The Apoptosis-inducing Effect And Sensitivity-increasing Effect Of Artesunate On K562 And K562/DOX Cells

Objective To investigate the proliferation of inhibition, apoptosis-inducing effect and increasing Doxorubicin's effect of Artesunate on K562 and K562/DOX cells.Methods MTT assay were undertaken to observe the growth inhibition and increasing Doxorubicin's effect of K562 and K562/DOX cells exposed to Artesunate, Doxorubicin, respectively.
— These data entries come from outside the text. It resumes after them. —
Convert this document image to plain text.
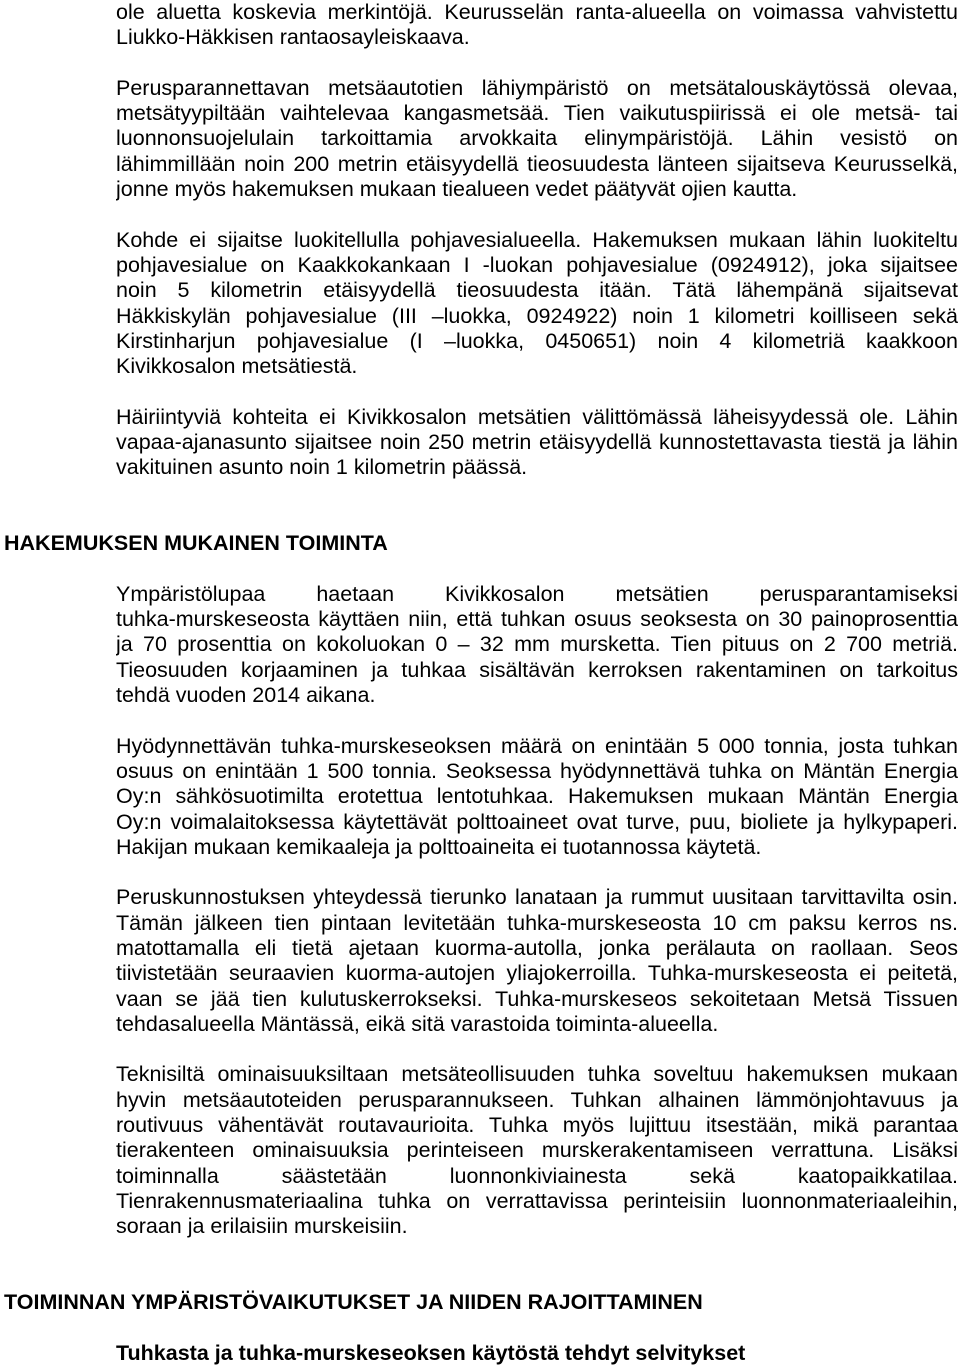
ole aluetta koskevia merkintöjä. Keurusselän ranta-alueella on voimassa vahvistettu
Liukko-Häkkisen rantaosayleiskaava.
Perusparannettavan metsäautotien lähiympäristö on metsätalouskäytössä olevaa,
metsätyypiltään vaihtelevaa kangasmetsää. Tien vaikutuspiirissä ei ole metsä- tai
luonnonsuojelulain tarkoittamia arvokkaita elinympäristöjä. Lähin vesistö on
lähimmillään noin 200 metrin etäisyydellä tieosuudesta länteen sijaitseva Keurusselkä,
jonne myös hakemuksen mukaan tiealueen vedet päätyvät ojien kautta.
Kohde ei sijaitse luokitellulla pohjavesialueella. Hakemuksen mukaan lähin luokiteltu
pohjavesialue on Kaakkokankaan I -luokan pohjavesialue (0924912), joka sijaitsee
noin 5 kilometrin etäisyydellä tieosuudesta itään. Tätä lähempänä sijaitsevat
Häkkiskylän pohjavesialue (III –luokka, 0924922) noin 1 kilometri koilliseen sekä
Kirstinharjun pohjavesialue (I –luokka, 0450651) noin 4 kilometriä kaakkoon
Kivikkosalon metsätiestä.
Häiriintyviä kohteita ei Kivikkosalon metsätien välittömässä läheisyydessä ole. Lähin
vapaa-ajanasunto sijaitsee noin 250 metrin etäisyydellä kunnostettavasta tiestä ja lähin
vakituinen asunto noin 1 kilometrin päässä.
HAKEMUKSEN MUKAINEN TOIMINTA
Ympäristölupaa haetaan Kivikkosalon metsätien perusparantamiseksi
tuhka-murskeseosta käyttäen niin, että tuhkan osuus seoksesta on 30 painoprosenttia
ja 70 prosenttia on kokoluokan 0 – 32 mm mursketta. Tien pituus on 2 700 metriä.
Tieosuuden korjaaminen ja tuhkaa sisältävän kerroksen rakentaminen on tarkoitus
tehdä vuoden 2014 aikana.
Hyödynnettävän tuhka-murskeseoksen määrä on enintään 5 000 tonnia, josta tuhkan
osuus on enintään 1 500 tonnia. Seoksessa hyödynnettävä tuhka on Mäntän Energia
Oy:n sähkösuotimilta erotettua lentotuhkaa. Hakemuksen mukaan Mäntän Energia
Oy:n voimalaitoksessa käytettävät polttoaineet ovat turve, puu, bioliete ja hylkypaperi.
Hakijan mukaan kemikaaleja ja polttoaineita ei tuotannossa käytetä.
Peruskunnostuksen yhteydessä tierunko lanataan ja rummut uusitaan tarvittavilta osin.
Tämän jälkeen tien pintaan levitetään tuhka-murskeseosta 10 cm paksu kerros ns.
matottamalla eli tietä ajetaan kuorma-autolla, jonka perälauta on raollaan. Seos
tiivistetään seuraavien kuorma-autojen yliajokerroilla. Tuhka-murskeseosta ei peitetä,
vaan se jää tien kulutuskerrokseksi. Tuhka-murskeseos sekoitetaan Metsä Tissuen
tehdasalueella Mäntässä, eikä sitä varastoida toiminta-alueella.
Teknisiltä ominaisuuksiltaan metsäteollisuuden tuhka soveltuu hakemuksen mukaan
hyvin metsäautoteiden perusparannukseen. Tuhkan alhainen lämmönjohtavuus ja
routivuus vähentävät routavaurioita. Tuhka myös lujittuu itsestään, mikä parantaa
tierakenteen ominaisuuksia perinteiseen murskerakentamiseen verrattuna. Lisäksi
toiminnalla säästetään luonnonkiviainesta sekä kaatopaikkatilaa.
Tienrakennusmateriaalina tuhka on verrattavissa perinteisiin luonnonmateriaaleihin,
soraan ja erilaisiin murskeisiin.
TOIMINNAN YMPÄRISTÖVAIKUTUKSET JA NIIDEN RAJOITTAMINEN
Tuhkasta ja tuhka-murskeseoksen käytöstä tehdyt selvitykset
The Artesunate-induced apoptosis in K562 and K562/DOX cells was detected by cell morphological observation, agarose gel electrophoresis of DNA, Annexin V/PI double labeling and analysis of intracellular DNA contents. The activity of glutathione S-transferases (GSTs) of K562/DOX cells detected by chromometry.Results (1)Artesunate obviously inhibited the proliferation of K562 and K562/DOX cells in a time-dependent and dose-dependent manner at the range of concentration from 1 to 8ug/ml and 3 to 24ug/ml, respectively. Artesunate and Doxorubicin have synergy inhibition to K562/DOX cells.(2)There appears the character of apoptotic cells in K562 and K562/DOX cells exposed to Artesunate, such as cellular atrophy, chromatin clustering, pyknosis and karyoklasis.(3) Agarose gel electrophoresis of DNA samples from K562 cells exposed to Artesunate with a concentration from 4 to Sug/ml showed obvious ladder strips. (4)The results of K562 and K562/DOX cells detected by Flow cytometry showed that there was an obvious time-dependent effect relationship between apoptosis rate and time exposing to Artesunate within 0-72 hours in the 4ug/ml and 12ug/ml group, respectively. Meanwhile, obvious dose-dependent effectrelationship was observed when K562 and K562/DOX cells were exposed to Artesunate for 48 hours within the concentration from 2 to 8ug/ml and 6 to 24ug/ml, respectively. The apoptosis rate of K562/DOX cells exposed to Artesunate and Doxorubicin was increased. (5) Artesunate could inhibit the activity of GSTs of K562/DOX cells exposed to Artesunate.Conclusions Artesunate could inhibit the proliferation and induce apoptosis in K562 and K562/DOX cells in vitro. Within a certain range of treating time and dose, in K562 and K562/DOX cells were induced to apoptosis in a time and dose related manner. Artesunate and Doxorubicin have synergy function to K562/DOX cells. Artesunate could inhibit the activity of GSTs of K562/DOX cells exposed to Artesunate.